The following summer, Kenny and I drove to Kansas with our four "at home kids." We enjoyed family gatherings at Mom and Dad's house and my brother Pat's house and took photos on Mom and Dad's front porch.


My oldest grandson, Kyle, was Mom and Dad's first great-grandchild. Kyle was just a baby when we visited Kansas in 2001 so he didn't come along. The following summer, Mom and Dad posed for four generation photos with me, Jenny and Kyle, who kept trying to get down. Dad was clearly amused by Kyle's antics.


In 2004, all of us traveled home to celebrate Dad's 80th and Mom's 79th birthdays. Although Mom hated having her picture taken when we were kids, she relented a bit and even smiled for photos with the grandkids.

Lots of family photos were taken at the big birthday party, including one of Mom and Dad with all of their children and this one of all of the family members who were present. Mom and Dad had 23 grandkids at the time, who ranged in age from 28 years old to the youngest three, who were all 1 year old. Kyle, who was 3, was still my parents' only great-grandchild.


In 2007, I took multiple trips home to visit Mom and Dad, including one in December when my kids and grandson Kyle accompanied me. I always tried to take group photos with Mom and Dad. In this photo, Mom and Dad posed with all of their grandkids who were home and their two great-grandkids.


Dad lived a life filled with service to others. In addition to 28 years serving in the Army, Dad worked in the Kansas prison system for 10 years, serving in various capacities including warden of the Kansas State Prison in Lansing. In his spare time, Dad built a train setup in the basement, which many of the grandkids were fortunate to enjoy when they visited.


Dad was an active Boy Scout volunteer from 1968 until his death. It seems appropriate that the Dad I remember whistling his way through life had a Delaware Indian scout name "Nechasin Achpiquan Woapalanne," which means "Watchful Whistling Eagle." Dad received many awards for his service to the Boy Scouts, including the Kaw District Award of Merit, the Saint George medal, the Silver Beaver award and was honored in 2011 by the National Council of the Boy Scouts of America as a James E. West Fellow, the highest honor awarded to adult scout volunteers.


Dad was also very active in his church, serving many years at Immaculate Conception - St. Joseph Parish as a lector, Eucharistic minister and song-leader commentator.  Dad also served on the Pastoral Council, was secretary of the Finance Council, served on many church committees, was PTO president of the Catholic grade school many of us attended and later served as first PTO president of the consolidated Catholic schools in Leavenworth.


I'll always remember Dad first and foremost as a family man, the first man in my life and our family's hero. My brother-in-law Jim took this photo and several others of Mom and Dad with their three middle daughters on one of my visits home.
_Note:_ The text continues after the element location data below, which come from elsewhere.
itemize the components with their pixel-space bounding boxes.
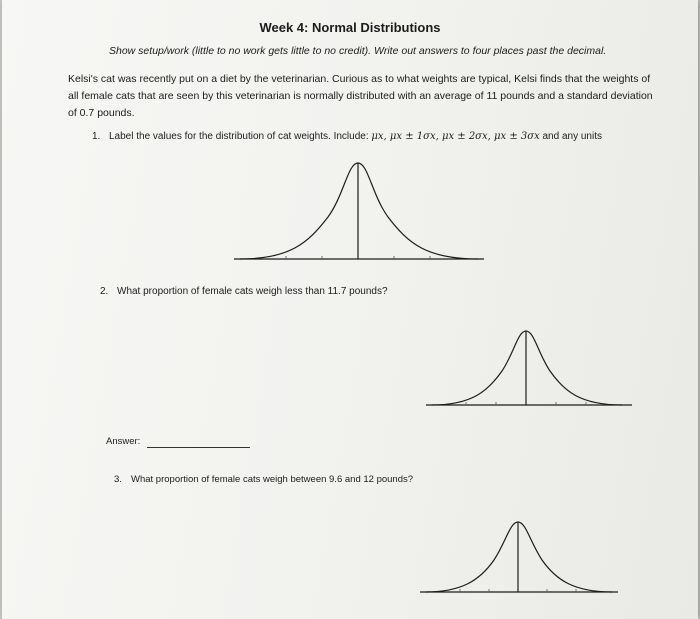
question-2 xyxy=(100,286,388,297)
question-3 xyxy=(114,474,413,485)
question-3-text: What proportion of female cats weigh between 9.6 and 12 pounds? xyxy=(131,474,414,485)
curve-2-bell xyxy=(432,331,622,405)
question-2-text: What proportion of female cats weigh less than 11.7 pounds? xyxy=(117,286,388,297)
scenario-paragraph: Kelsi's cat was recently put on a diet by the veterinarian. Curious as to what weights are typical, Kelsi finds that the weights of all female cats that are seen by this veterinarian is normally distributed with an average of 11 pounds and a standard deviation of 0.7 pounds. xyxy=(68,73,653,119)
question-1-text: Label the values for the distribution of cat weights. Include: xyxy=(109,131,372,142)
question-3-number: 3. xyxy=(114,474,122,485)
normal-curve-1 xyxy=(232,155,487,265)
question-1 xyxy=(92,131,602,142)
instructions: Show setup/work (little to no work gets little to no credit). Write out answers to four places past the decimal. xyxy=(109,45,607,57)
answer-blank[interactable] xyxy=(147,447,250,448)
worksheet-page xyxy=(2,0,698,619)
question-1-math: μx, μx ± 1σx, μx ± 2σx, μx ± 3σx xyxy=(371,131,540,142)
answer-label: Answer: xyxy=(106,436,141,447)
curve-1-bell xyxy=(240,163,478,259)
curve-3-bell xyxy=(426,522,612,592)
question-1-text-end: and any units xyxy=(539,131,602,142)
question-2-number: 2. xyxy=(100,286,109,297)
question-1-number: 1. xyxy=(92,131,101,142)
normal-curve-2 xyxy=(426,325,636,410)
normal-curve-3 xyxy=(420,518,620,598)
page-title: Week 4: Normal Distributions xyxy=(259,20,441,35)
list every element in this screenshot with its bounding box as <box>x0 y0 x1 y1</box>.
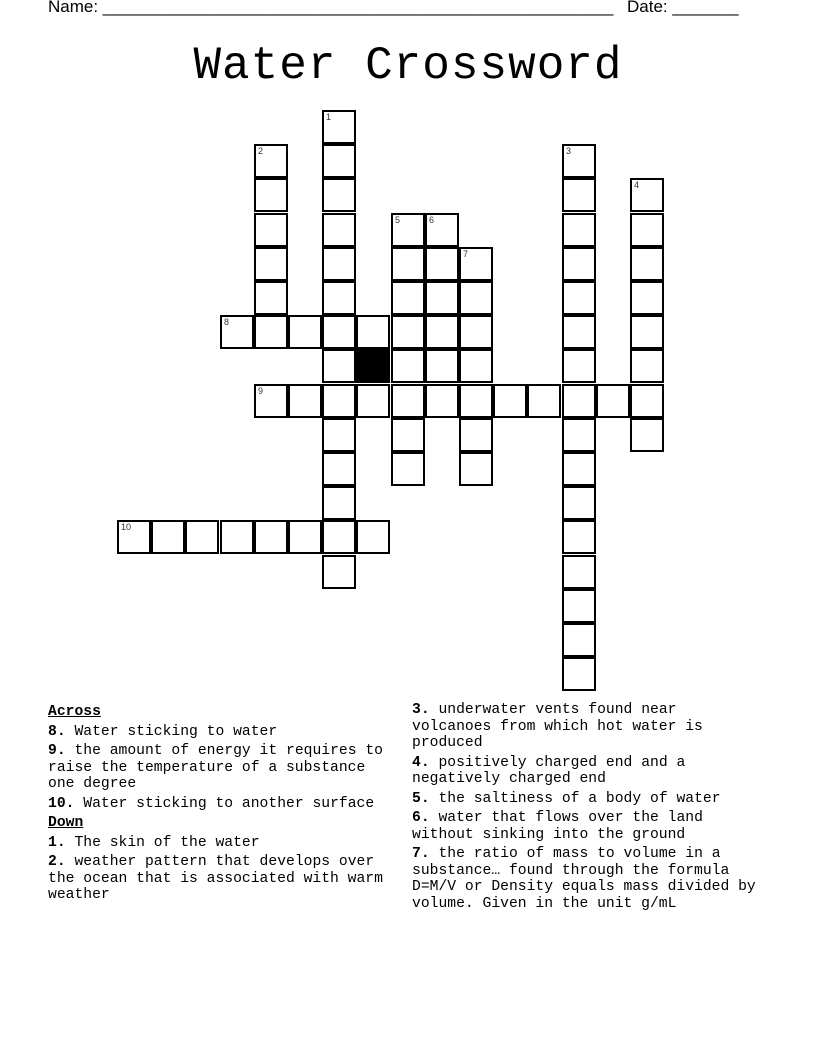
clue-number: 7. <box>412 846 430 862</box>
grid-cell[interactable] <box>322 213 356 247</box>
grid-cell[interactable] <box>391 418 425 452</box>
grid-cell[interactable] <box>425 384 459 418</box>
grid-cell[interactable] <box>425 247 459 281</box>
grid-cell[interactable] <box>459 452 493 486</box>
grid-cell[interactable] <box>391 384 425 418</box>
grid-cell[interactable] <box>459 315 493 349</box>
clue-text: positively charged end and a negatively charged end <box>412 754 686 787</box>
down-clue-list-continued <box>412 702 764 912</box>
clue-item <box>412 702 764 752</box>
clue-number-label: 5 <box>395 215 401 225</box>
clue-number-label: 9 <box>258 386 264 396</box>
clue-text: The skin of the water <box>74 834 260 851</box>
grid-cell[interactable] <box>356 384 390 418</box>
black-square <box>356 349 390 383</box>
grid-cell[interactable] <box>220 520 254 554</box>
grid-cell[interactable] <box>562 384 596 418</box>
grid-cell[interactable] <box>562 418 596 452</box>
down-clue-list <box>48 835 400 904</box>
name-field: Name: ______________________________________________________ <box>48 0 614 16</box>
clue-text: the amount of energy it requires to raise the temperature of a substance one degree <box>48 743 383 792</box>
grid-cell[interactable] <box>459 281 493 315</box>
grid-cell[interactable] <box>459 384 493 418</box>
grid-cell[interactable] <box>562 178 596 212</box>
grid-cell[interactable] <box>596 384 630 418</box>
clue-number-label: 7 <box>463 249 469 259</box>
grid-cell[interactable] <box>527 384 561 418</box>
grid-cell[interactable] <box>630 178 664 212</box>
grid-cell[interactable] <box>562 520 596 554</box>
across-heading: Across <box>48 704 101 720</box>
grid-cell[interactable] <box>425 315 459 349</box>
grid-cell[interactable] <box>254 178 288 212</box>
grid-cell[interactable] <box>391 452 425 486</box>
clue-number-label: 6 <box>429 215 435 225</box>
clue-number: 1. <box>48 834 66 851</box>
grid-cell[interactable] <box>493 384 527 418</box>
grid-cell[interactable] <box>322 315 356 349</box>
clue-text: Water sticking to another surface <box>83 795 375 812</box>
clue-item <box>412 810 764 843</box>
grid-cell[interactable] <box>459 349 493 383</box>
clue-text: weather pattern that develops over the ocean that is associated with warm weather <box>48 854 383 903</box>
clue-number: 4. <box>412 754 430 771</box>
clue-number: 3. <box>412 702 430 718</box>
clue-number: 5. <box>412 790 430 807</box>
grid-cell[interactable] <box>391 281 425 315</box>
grid-cell[interactable] <box>254 247 288 281</box>
clues-column-right <box>412 702 764 915</box>
grid-cell[interactable] <box>254 315 288 349</box>
grid-cell[interactable] <box>562 657 596 691</box>
clue-number: 10. <box>48 795 75 812</box>
grid-cell[interactable] <box>630 418 664 452</box>
grid-cell[interactable] <box>288 384 322 418</box>
clue-number: 2. <box>48 854 66 870</box>
clue-text: water that flows over the land without sinking into the ground <box>412 810 703 843</box>
date-field: Date: _______ <box>627 0 739 16</box>
grid-cell[interactable] <box>322 555 356 589</box>
grid-cell[interactable] <box>322 110 356 144</box>
grid-cell[interactable] <box>151 520 185 554</box>
grid-cell[interactable] <box>322 281 356 315</box>
clue-number-label: 3 <box>566 146 572 156</box>
grid-cell[interactable] <box>630 349 664 383</box>
grid-cell[interactable] <box>322 384 356 418</box>
clues-column-left <box>48 702 400 907</box>
grid-cell[interactable] <box>630 384 664 418</box>
clue-number: 8. <box>48 723 66 740</box>
down-heading: Down <box>48 815 84 831</box>
clue-text: Water sticking to water <box>74 723 278 740</box>
grid-cell[interactable] <box>254 520 288 554</box>
clue-text: the ratio of mass to volume in a substance… found through the formula D=M/V or Density equals mass divided by volume. Given in the unit g/mL <box>412 846 756 912</box>
clue-item <box>48 724 400 741</box>
clue-number-label: 4 <box>634 180 640 190</box>
grid-cell[interactable] <box>117 520 151 554</box>
grid-cell[interactable] <box>254 144 288 178</box>
grid-cell[interactable] <box>425 349 459 383</box>
grid-cell[interactable] <box>459 418 493 452</box>
clue-item <box>412 755 764 788</box>
grid-cell[interactable] <box>322 349 356 383</box>
grid-cell[interactable] <box>562 247 596 281</box>
clue-item <box>48 743 400 793</box>
grid-cell[interactable] <box>562 144 596 178</box>
grid-cell[interactable] <box>562 589 596 623</box>
grid-cell[interactable] <box>630 213 664 247</box>
grid-cell[interactable] <box>288 315 322 349</box>
grid-cell[interactable] <box>322 520 356 554</box>
grid-cell[interactable] <box>459 247 493 281</box>
clue-number: 9. <box>48 743 66 759</box>
grid-cell[interactable] <box>562 213 596 247</box>
grid-cell[interactable] <box>220 315 254 349</box>
grid-cell[interactable] <box>322 452 356 486</box>
grid-cell[interactable] <box>630 315 664 349</box>
grid-cell[interactable] <box>630 247 664 281</box>
grid-cell[interactable] <box>562 349 596 383</box>
grid-cell[interactable] <box>562 452 596 486</box>
grid-cell[interactable] <box>562 555 596 589</box>
grid-cell[interactable] <box>356 315 390 349</box>
grid-cell[interactable] <box>322 144 356 178</box>
grid-cell[interactable] <box>322 178 356 212</box>
page-title: Water Crossword <box>193 40 623 92</box>
clue-text: underwater vents found near volcanoes from which hot water is produced <box>412 702 703 751</box>
grid-cell[interactable] <box>322 486 356 520</box>
clue-item <box>412 791 764 808</box>
grid-cell[interactable] <box>391 349 425 383</box>
grid-cell[interactable] <box>185 520 219 554</box>
clue-item <box>48 835 400 852</box>
clue-item <box>48 796 400 813</box>
clue-number-label: 2 <box>258 146 264 156</box>
grid-cell[interactable] <box>562 486 596 520</box>
clue-item <box>412 846 764 912</box>
grid-cell[interactable] <box>562 315 596 349</box>
grid-cell[interactable] <box>391 315 425 349</box>
grid-cell[interactable] <box>562 623 596 657</box>
grid-cell[interactable] <box>630 281 664 315</box>
across-clue-list <box>48 724 400 813</box>
grid-cell[interactable] <box>391 213 425 247</box>
grid-cell[interactable] <box>425 281 459 315</box>
grid-cell[interactable] <box>322 418 356 452</box>
grid-cell[interactable] <box>254 213 288 247</box>
clue-number-label: 8 <box>224 317 230 327</box>
grid-cell[interactable] <box>356 520 390 554</box>
clue-text: the saltiness of a body of water <box>438 790 721 807</box>
grid-cell[interactable] <box>562 281 596 315</box>
clue-number-label: 1 <box>326 112 332 122</box>
grid-cell[interactable] <box>254 384 288 418</box>
grid-cell[interactable] <box>322 247 356 281</box>
grid-cell[interactable] <box>425 213 459 247</box>
grid-cell[interactable] <box>391 247 425 281</box>
grid-cell[interactable] <box>254 281 288 315</box>
clue-item <box>48 854 400 904</box>
grid-cell[interactable] <box>288 520 322 554</box>
clue-number: 6. <box>412 810 430 826</box>
clue-number-label: 10 <box>121 522 132 532</box>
Dad battled cancer and won more than once, but in the end cancer took his life. Dad died on June 21, 2014, surrounded by family. Although we always thought Dad would die first, Mom preceded Dad in death by 16 days. Dad died just nine days after celebrating his 90th birthday by sharing cake and ice cream with his children, grandchildren and great-grandchildren.


Dad was proud of his military service and wore with honor the three war veteran hat I bought him on one of my trips to DC. On the day he died, Dad was visited by two members of the Combat Veterans Motorcycle Association, who awarded Dad honorary membership in the organization. Members of the Patriot Guard Riders stood guard at the funeral home and church and escorted Dad to his final resting place, where he was buried with military honors, a hero to the end.


Each year on Veterans Day, America honors her heroes, the brave members of the U.S. Armed Forces who served in times of war and peace. This Veterans Day tribute is a gift to Dad, my first hero. Thank you the many gifts you gave to your family and thank you for your service to others and to the country you loved. We will love and miss you always!